Çin, açıklamasında şu ifadelere yer verildi:
Çin Halk Cumhuriyeti Ankara Büyükelçiliği Sözcüsü'nün Xinjiang Konusuna İlişkin Açıklaması
"Son günlerde, Türkiye'deki bazı siyaseçiler ve STK'lar, inanç özgürlüğü ve insan hakları gibi bahanelerle gerçek durumları hiçe sayarak keyfi bir şekilde yalanlar uydurmakta, Çin'in Xinjiang'ı yönetim politikalarını karalamaktadırlar. Onların bu yaptıklarını şiddetli kınıyoruz ve buna kesinlikle karşı çıkıyoruz.

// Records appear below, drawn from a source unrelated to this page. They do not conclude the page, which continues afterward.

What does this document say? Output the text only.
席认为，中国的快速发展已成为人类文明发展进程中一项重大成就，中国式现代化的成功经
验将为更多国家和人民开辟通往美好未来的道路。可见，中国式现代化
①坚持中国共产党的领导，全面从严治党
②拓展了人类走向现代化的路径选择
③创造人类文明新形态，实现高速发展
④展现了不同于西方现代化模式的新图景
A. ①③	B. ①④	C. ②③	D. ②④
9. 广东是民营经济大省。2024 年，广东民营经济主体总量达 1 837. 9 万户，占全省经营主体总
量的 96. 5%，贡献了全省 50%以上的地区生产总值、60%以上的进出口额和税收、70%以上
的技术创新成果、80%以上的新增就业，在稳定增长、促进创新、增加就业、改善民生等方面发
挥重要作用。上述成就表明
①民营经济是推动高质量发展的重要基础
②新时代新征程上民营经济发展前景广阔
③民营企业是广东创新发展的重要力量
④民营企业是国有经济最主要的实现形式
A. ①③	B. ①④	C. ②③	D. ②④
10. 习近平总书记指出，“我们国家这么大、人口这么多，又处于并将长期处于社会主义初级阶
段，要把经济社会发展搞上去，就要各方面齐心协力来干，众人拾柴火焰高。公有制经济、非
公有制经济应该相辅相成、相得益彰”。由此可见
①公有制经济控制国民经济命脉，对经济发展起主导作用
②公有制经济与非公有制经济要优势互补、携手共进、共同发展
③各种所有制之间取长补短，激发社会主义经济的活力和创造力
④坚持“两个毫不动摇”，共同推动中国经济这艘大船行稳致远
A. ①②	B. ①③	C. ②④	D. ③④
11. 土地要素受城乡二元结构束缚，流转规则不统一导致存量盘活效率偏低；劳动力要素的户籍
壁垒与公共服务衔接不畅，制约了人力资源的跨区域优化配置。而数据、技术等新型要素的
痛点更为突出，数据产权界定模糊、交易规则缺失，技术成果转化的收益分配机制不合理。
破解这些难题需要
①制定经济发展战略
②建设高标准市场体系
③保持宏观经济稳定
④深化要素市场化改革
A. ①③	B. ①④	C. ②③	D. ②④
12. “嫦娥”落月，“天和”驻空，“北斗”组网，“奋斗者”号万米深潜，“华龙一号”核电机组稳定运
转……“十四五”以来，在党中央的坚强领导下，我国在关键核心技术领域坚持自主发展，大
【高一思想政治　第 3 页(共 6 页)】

Xinjiang ile ilgili konular hiçbir zaman insan hakları, etnik grup ya da inanç sorunu olmamış, tamamen şiddet, terör ve bölücülük sorunu olmuştur. Çin Hükümeti, yasalar çerçevesinde Xinjiang Uygur Özerk Bölgesi'nde teröre darbe indirme ve aşırıcılığı giderme tedbirleri alarak, söz konusu bölgedeki güvenlik durumunu ciddi bir şekilde iyileştirmiş, Xinjiang halkının yaşam hakkı, sağlık hakkı ve kalkınma hakkını güçlü bir şekilde korumuştur. Şu anda Xinjiang Uygur Özerk Bölgesi istikrarını korumakta, ekonomisini hızla geliştirmekte, çeşitli etnik gruplardan vatandaşlarımız dayanışma içinde yaşamakta, toplum uyum için bulunmakta ve halk huzur içinde hayatını sürdürmektedir.

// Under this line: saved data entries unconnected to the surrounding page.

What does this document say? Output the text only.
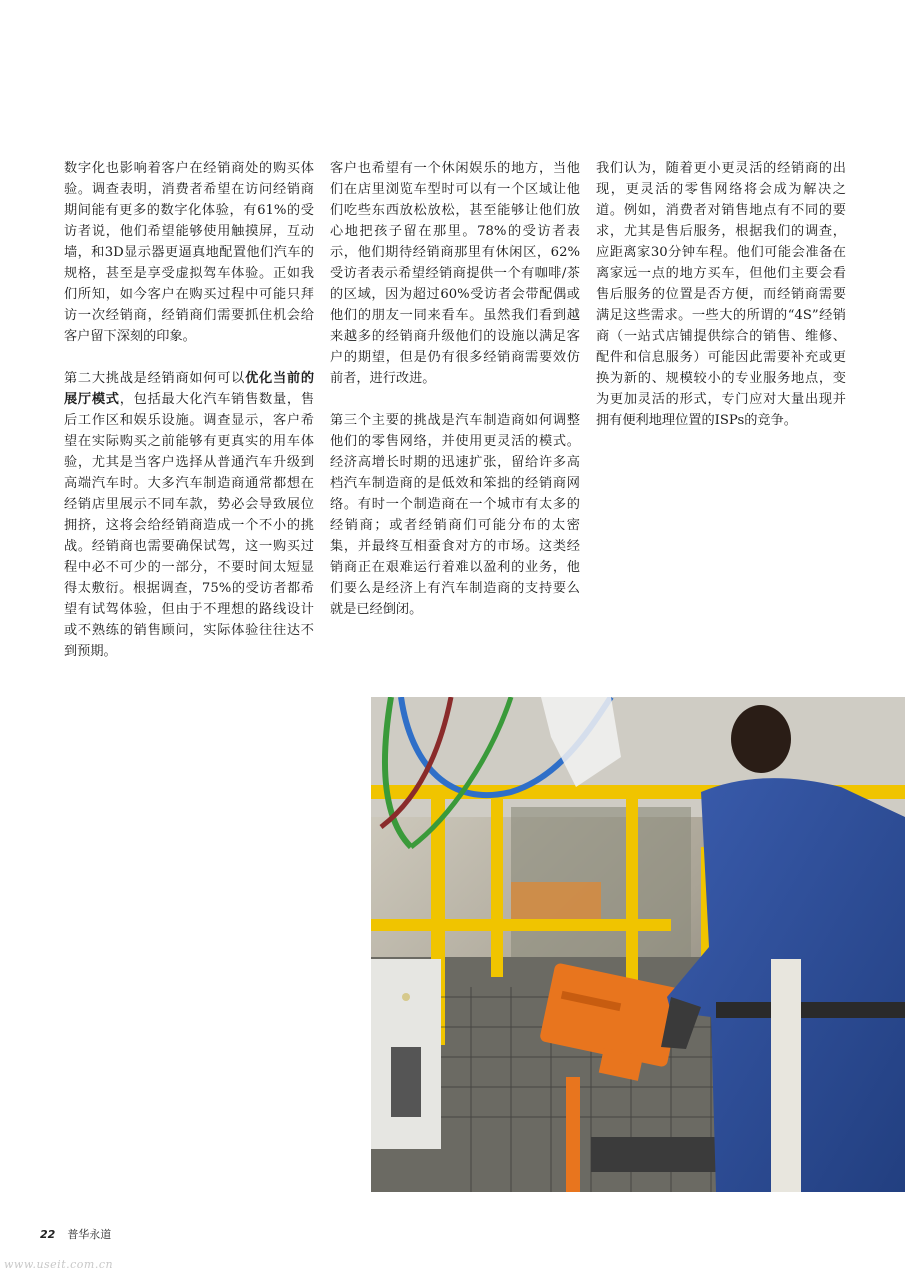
数字化也影响着客户在经销商处的购买体验。调查表明，消费者希望在访问经销商期间能有更多的数字化体验，有61%的受访者说，他们希望能够使用触摸屏，互动墙，和3D显示器更逼真地配置他们汽车的规格，甚至是享受虚拟驾车体验。正如我们所知，如今客户在购买过程中可能只拜访一次经销商，经销商们需要抓住机会给客户留下深刻的印象。

第二大挑战是经销商如何可以优化当前的展厅模式，包括最大化汽车销售数量，售后工作区和娱乐设施。调查显示，客户希望在实际购买之前能够有更真实的用车体验，尤其是当客户选择从普通汽车升级到高端汽车时。大多汽车制造商通常都想在经销店里展示不同车款，势必会导致展位拥挤，这将会给经销商造成一个不小的挑战。经销商也需要确保试驾，这一购买过程中必不可少的一部分，不要时间太短显得太敷衍。根据调查，75%的受访者都希望有试驾体验，但由于不理想的路线设计或不熟练的销售顾问，实际体验往往达不到预期。

客户也希望有一个休闲娱乐的地方，当他们在店里浏览车型时可以有一个区域让他们吃些东西放松放松，甚至能够让他们放心地把孩子留在那里。78%的受访者表示，他们期待经销商那里有休闲区，62%受访者表示希望经销商提供一个有咖啡/茶的区域，因为超过60%受访者会带配偶或他们的朋友一同来看车。虽然我们看到越来越多的经销商升级他们的设施以满足客户的期望，但是仍有很多经销商需要效仿前者，进行改进。

第三个主要的挑战是汽车制造商如何调整他们的零售网络，并使用更灵活的模式。经济高增长时期的迅速扩张，留给许多高档汽车制造商的是低效和笨拙的经销商网络。有时一个制造商在一个城市有太多的经销商；或者经销商们可能分布的太密集，并最终互相蚕食对方的市场。这类经销商正在艰难运行着难以盈利的业务，他们要么是经济上有汽车制造商的支持要么就是已经倒闭。

我们认为，随着更小更灵活的经销商的出现，更灵活的零售网络将会成为解决之道。例如，消费者对销售地点有不同的要求，尤其是售后服务，根据我们的调查，应距离家30分钟车程。他们可能会准备在离家远一点的地方买车，但他们主要会看售后服务的位置是否方便，而经销商需要满足这些需求。一些大的所谓的“4S”经销商（一站式店铺提供综合的销售、维修、配件和信息服务）可能因此需要补充或更换为新的、规模较小的专业服务地点，变为更加灵活的形式，专门应对大量出现并拥有便利地理位置的ISPs的竞争。

22 普华永道
www.useit.com.cn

Terörizm ve bölücülük hiçbir zaman Çin'in Xinjiang Uygur Özerk Bölgesi'nin barış ve istikrarını sabote edemez. Herhangi bir dış gücün Xinjiang'ı karalama çabası, bölgedeki etnik gruplarının dayanışmasını, refahını ve gelişmesini engelleyemez.”
İHH Raporu
İHH tarafından hazırlanan raporda Çin'in Doğu Türkistan’ın yer altı zenginliklerinin peşinde olduğu belirtilmişti. Raporda sözde "Mesleki Eğitim ve Öğretim Merkezi" ismiyle son yıllarda toplama kampı sayısını artırdığına dikkati çekilirken, kampların Sovyet Gulaglarını hatırlattığı savunulmuştu. Raporla ilgili olarak ise, “Kamplarda her türlü fiziksel, psikolojik işkence yöntemi uygulanıyor. Keyfi güç kullanımı, özgürlüğün sistematik olarak kaldırılması, kültür ve inançların tahkiri, ideolojik baskılama, taciz ve işkence gibi tüm metodlar kullanılıyor. Bölgedeki 1200 civarı kampta 3 milyon kişinin olabileceği tahmin ediliyor. Çin'in gizlilik ve kapalılık politikaları yüzünden maalesef net bilgilere ulaşmak çok güç" ifadeleri kullanılmıştı.